2015-07-12 10:04:39 

 WA - Participation exercice n°142Détails
TABLE DE MATIERE


bande-son

Tout part à vélo, ces temps-ci. Il est vain de croire que la grande boucle apportera une réponse structurée à la question qui hante les hommes depuis la nuit des temps. Elle porte en elle sa propre contradiction. La boucle ne revient-elle pas à son point de départ, au contraire du Tour de France ? Suis-je ce que mon passé a fait de moi ? Telle est la question qui m’est posée. Certes, je pourrais parler de Kant, de Bourdieu et évidemment de Sartre, qui avait tout compris puisqu’il nous a condamnés à être libres ! Mais je suis de la génération Kanterbrau et de Jean-Jacques Bourdin. Quant à Sartre, je ne veux pas me salir les mains avec lui. La Grèce fait défaut et mes auteurs favoris disparaissent dans les livres comptables des technocrates bruxellois. Suis-je ce que mon passé a fait de moi ? Où se sont enfuis Thucydide et Platon, Socrate et Euripide, Eschyle et Sophocle, Aristophane et Homère, le divin ? Auraient-ils payé leurs impôts et leurs taxes s’ils vivaient aujourd’hui, et auraient-ils vendu l’Acropole à la découpe ? Quand on confond les héros des Thermopyles avec les milliards d’euros qui manquent dans les caisses, j’ai l’impression que le passé fout le camping. C’est la saison qui veut ça. Les alignements de toiles sur le littoral en été sont la preuve incontestable que quelque chose est pourri dans le beau royaume de France.

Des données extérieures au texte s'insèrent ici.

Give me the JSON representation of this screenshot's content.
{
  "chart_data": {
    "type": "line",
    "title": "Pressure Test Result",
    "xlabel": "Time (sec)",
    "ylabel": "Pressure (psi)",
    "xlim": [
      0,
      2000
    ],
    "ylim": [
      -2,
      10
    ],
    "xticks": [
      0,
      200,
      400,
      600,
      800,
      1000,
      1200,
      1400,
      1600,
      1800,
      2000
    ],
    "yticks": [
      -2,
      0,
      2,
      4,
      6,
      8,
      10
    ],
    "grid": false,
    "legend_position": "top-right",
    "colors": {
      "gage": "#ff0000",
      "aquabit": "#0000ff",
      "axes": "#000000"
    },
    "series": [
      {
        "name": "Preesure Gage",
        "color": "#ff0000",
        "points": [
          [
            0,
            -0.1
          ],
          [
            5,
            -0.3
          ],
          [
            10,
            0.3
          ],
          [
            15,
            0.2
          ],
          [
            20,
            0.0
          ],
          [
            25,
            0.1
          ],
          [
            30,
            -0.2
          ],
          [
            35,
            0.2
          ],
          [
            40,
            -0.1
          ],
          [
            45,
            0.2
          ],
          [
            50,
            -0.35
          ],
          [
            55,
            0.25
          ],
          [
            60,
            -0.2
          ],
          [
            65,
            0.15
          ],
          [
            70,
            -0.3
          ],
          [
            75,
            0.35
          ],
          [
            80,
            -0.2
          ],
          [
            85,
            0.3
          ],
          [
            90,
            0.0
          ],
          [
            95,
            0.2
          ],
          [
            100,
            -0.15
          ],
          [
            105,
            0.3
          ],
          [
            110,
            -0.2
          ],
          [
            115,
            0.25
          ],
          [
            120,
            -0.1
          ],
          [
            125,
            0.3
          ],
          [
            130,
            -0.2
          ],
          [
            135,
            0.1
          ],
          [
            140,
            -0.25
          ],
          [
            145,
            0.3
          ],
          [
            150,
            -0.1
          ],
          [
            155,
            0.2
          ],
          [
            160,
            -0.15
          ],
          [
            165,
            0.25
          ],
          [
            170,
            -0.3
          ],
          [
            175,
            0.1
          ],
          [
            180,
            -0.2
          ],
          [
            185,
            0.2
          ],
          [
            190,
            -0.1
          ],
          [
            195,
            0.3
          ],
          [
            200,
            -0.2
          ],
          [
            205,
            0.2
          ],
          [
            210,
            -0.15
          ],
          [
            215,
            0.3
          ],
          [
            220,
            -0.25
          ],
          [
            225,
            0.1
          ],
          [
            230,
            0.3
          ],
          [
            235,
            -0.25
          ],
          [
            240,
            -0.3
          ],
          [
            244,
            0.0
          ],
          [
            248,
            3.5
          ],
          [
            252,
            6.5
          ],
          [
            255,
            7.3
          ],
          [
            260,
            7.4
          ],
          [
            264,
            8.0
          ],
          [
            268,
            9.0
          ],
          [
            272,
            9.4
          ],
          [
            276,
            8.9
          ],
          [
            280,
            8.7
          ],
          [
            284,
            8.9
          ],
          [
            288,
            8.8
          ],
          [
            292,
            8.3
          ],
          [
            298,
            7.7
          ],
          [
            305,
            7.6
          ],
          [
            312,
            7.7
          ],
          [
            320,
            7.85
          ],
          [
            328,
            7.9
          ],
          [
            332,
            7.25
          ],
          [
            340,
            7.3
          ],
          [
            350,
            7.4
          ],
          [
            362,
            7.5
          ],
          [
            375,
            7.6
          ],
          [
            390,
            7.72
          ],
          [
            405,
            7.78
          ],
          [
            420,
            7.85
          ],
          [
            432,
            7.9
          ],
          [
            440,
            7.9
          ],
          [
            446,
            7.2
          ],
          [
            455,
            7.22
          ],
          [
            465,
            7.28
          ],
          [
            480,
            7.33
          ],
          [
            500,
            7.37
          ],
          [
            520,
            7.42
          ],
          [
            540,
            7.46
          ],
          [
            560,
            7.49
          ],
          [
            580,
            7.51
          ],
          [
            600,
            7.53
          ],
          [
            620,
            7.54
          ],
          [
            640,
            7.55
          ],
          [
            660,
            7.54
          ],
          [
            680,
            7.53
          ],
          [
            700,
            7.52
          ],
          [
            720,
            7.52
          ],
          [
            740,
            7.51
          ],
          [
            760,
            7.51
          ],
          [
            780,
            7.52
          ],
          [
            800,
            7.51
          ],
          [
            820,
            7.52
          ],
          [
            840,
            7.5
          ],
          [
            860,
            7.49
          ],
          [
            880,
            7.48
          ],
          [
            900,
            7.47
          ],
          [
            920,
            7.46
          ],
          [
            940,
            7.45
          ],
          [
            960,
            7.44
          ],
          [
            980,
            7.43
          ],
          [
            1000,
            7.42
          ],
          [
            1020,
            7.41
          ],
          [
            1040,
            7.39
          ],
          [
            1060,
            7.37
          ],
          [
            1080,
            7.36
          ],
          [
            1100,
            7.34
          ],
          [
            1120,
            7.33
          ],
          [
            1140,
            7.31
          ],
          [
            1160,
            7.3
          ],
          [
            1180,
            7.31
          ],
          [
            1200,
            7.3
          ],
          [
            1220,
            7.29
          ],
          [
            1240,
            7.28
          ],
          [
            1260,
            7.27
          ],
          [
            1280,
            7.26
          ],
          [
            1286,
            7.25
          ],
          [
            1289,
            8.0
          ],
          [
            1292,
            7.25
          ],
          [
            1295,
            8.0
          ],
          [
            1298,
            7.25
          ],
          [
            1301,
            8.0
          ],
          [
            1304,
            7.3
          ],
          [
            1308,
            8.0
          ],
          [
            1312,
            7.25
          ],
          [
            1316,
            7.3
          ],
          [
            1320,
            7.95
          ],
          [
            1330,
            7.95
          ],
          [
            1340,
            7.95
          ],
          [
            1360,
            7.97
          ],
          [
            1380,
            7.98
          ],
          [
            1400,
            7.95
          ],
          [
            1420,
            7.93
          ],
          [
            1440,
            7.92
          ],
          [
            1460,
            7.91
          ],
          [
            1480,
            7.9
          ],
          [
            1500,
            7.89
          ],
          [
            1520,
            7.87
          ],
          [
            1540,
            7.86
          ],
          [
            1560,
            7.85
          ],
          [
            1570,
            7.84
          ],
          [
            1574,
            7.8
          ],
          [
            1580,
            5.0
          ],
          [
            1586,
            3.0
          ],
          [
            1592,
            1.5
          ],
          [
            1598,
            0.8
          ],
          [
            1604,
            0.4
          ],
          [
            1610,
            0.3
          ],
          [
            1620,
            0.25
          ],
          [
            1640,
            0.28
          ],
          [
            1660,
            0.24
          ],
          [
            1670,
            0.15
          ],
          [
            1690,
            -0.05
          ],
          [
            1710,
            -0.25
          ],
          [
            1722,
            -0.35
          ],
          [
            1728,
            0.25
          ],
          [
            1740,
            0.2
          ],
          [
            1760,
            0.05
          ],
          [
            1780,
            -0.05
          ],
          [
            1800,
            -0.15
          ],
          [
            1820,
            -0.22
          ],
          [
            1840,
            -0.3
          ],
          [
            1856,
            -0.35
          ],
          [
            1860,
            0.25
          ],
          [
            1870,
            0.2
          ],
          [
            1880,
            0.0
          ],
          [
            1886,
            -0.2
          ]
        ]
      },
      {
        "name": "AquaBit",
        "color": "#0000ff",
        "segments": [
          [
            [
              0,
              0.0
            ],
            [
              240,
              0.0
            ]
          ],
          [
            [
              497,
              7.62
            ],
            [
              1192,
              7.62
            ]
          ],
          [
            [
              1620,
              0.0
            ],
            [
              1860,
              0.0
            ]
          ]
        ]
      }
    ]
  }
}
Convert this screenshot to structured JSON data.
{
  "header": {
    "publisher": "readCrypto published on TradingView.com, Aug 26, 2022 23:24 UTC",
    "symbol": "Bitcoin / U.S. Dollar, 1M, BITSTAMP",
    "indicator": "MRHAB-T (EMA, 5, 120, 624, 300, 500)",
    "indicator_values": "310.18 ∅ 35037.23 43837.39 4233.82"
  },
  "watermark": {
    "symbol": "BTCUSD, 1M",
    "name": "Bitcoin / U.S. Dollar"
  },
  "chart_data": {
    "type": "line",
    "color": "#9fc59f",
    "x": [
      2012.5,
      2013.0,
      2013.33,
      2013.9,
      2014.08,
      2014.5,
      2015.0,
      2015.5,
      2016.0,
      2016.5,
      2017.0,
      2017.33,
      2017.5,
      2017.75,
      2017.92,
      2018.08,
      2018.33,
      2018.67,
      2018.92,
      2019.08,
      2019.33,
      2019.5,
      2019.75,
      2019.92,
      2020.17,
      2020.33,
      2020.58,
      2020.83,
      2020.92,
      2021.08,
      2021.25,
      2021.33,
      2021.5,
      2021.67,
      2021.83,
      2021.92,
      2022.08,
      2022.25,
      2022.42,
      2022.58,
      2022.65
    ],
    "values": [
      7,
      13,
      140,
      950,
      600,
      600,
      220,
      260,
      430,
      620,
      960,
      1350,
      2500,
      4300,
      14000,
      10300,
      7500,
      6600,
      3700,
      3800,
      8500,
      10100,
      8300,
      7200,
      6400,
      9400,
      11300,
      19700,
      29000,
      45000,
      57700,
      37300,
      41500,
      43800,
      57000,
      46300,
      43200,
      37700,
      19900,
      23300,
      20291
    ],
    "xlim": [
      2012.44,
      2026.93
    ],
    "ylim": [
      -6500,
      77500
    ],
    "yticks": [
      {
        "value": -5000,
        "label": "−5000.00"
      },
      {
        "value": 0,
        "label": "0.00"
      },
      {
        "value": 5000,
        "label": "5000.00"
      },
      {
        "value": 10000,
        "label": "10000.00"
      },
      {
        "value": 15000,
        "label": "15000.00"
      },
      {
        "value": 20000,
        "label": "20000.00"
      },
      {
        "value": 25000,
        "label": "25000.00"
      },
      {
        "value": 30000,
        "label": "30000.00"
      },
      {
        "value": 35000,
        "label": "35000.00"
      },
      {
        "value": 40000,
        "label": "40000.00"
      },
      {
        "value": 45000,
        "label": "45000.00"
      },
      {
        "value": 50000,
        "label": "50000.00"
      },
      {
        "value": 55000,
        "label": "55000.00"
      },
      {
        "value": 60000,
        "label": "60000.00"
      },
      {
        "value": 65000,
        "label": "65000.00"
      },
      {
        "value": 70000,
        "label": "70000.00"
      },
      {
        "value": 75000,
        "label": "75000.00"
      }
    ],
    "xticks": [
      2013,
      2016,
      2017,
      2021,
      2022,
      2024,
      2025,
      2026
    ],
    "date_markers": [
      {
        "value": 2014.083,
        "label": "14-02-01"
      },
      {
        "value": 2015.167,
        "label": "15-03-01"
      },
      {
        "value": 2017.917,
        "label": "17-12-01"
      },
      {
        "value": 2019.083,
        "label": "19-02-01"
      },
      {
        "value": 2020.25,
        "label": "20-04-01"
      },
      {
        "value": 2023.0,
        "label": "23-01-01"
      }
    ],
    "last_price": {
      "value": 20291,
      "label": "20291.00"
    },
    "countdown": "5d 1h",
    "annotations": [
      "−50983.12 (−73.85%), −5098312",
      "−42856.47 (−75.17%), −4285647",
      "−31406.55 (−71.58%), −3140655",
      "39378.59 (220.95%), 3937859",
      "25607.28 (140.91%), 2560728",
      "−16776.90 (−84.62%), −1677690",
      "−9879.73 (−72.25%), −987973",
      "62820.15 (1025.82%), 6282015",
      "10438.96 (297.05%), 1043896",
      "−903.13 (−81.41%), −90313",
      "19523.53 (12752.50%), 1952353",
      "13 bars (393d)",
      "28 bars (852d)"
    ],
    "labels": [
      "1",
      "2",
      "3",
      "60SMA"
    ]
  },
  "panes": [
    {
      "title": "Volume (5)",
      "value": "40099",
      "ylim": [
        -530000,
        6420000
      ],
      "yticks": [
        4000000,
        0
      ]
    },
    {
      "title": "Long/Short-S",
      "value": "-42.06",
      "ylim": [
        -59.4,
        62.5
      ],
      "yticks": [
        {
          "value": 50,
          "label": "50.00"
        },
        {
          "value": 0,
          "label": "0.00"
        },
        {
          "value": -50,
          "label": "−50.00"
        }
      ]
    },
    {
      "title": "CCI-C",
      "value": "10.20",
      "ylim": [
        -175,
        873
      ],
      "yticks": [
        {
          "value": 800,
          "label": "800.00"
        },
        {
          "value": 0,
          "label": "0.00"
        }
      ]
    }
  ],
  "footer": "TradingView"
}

Qu’est-ce que le passé quand le présent n’a même plus le temps de s’écrire ? L’Histoire est têtue et nous n’apprenons pas. A chaque carrefour, nous empruntons les mêmes fausses routes, tête baissée, poussés par un sentiment d’exaltation incontrôlable. Les paysages sont identiques mais nous faisons comme si nous les découvrions pour la première fois. Les sinistres potences sont visibles sur les collines, comme les charognards qui en montent la garde. Peut-on réfléchir à tête déposée ? Avant, il y eut le fil d’Ariane, et il permit de sortir du labyrinthe. Maintenant, il y a des fils de discussions, qui sont autant de salmigondis de poncifs et de lieux-communs, d’idées à la mode et de raisonnements à l’emporte-pièce. Macluhan avait vu juste mais il s’est arrêté en chemin. Le message est, tout simplement, comme la lumière fut. Dis-moi ce que tu postes et je te dirai qui tu es. Nous avions dépassé le clanisme et les chapelles, mais voilà que les tribus se reforment en flash ou en java. Des tribus prêtes à entrer en guerre à la moindre goutte d’eau mettant le feu aux poudres. Suis-je le réceptacle de comportements prédéterminés par mon origine sociale, ethnique, religieuse et géographique ? Ou ne suis-je que l’instrument docile de gènes égoïstes ? C’est fascinant de réfléchir deux secondes à l’obstination dont font preuve ces survivants qui peuplent la double hélice.

Qu’est-ce que le passé pour moi, quand je fuis en avant sans jamais m’arrêter ? De ma jeunesse, je conserve quelques vagues souvenirs. Des photos jaunies et des bobines de pellicule super-huit qui racontent des bouts de mon histoire. Je danse devant un sapin de Noël en découvrant la boîte posée sur mes pantoufles. Je cours sur le sable d’une plage espagnole. Je boude pendant le pique-nique au milieu d'une prairie qui descend vers un grand lac. Je souris à la caméra. Est-ce moi ? Sans doute. Ma mémoire me joue des tours ces temps-ci, comme une vieille bande magnétique tressaute dans le lecteur de cassettes. Je n’arrive pas à me convaincre que la sentence est prononcée par des juges qui me suivent en silence. Je suis en liberté conditionnelle puisque mes actes sont dictés par des fantômes dont je fais partie et qui sont, à chaque instant, renouvelés. Vous voyez, malgré moi, je rends à César ce qui appartient à Sartre. La nature humaine est-elle à ce point prédictible alors que nous sommes constitués de particules qui n’émergent dans la réalité qu’au moment où elles sont invoquées ?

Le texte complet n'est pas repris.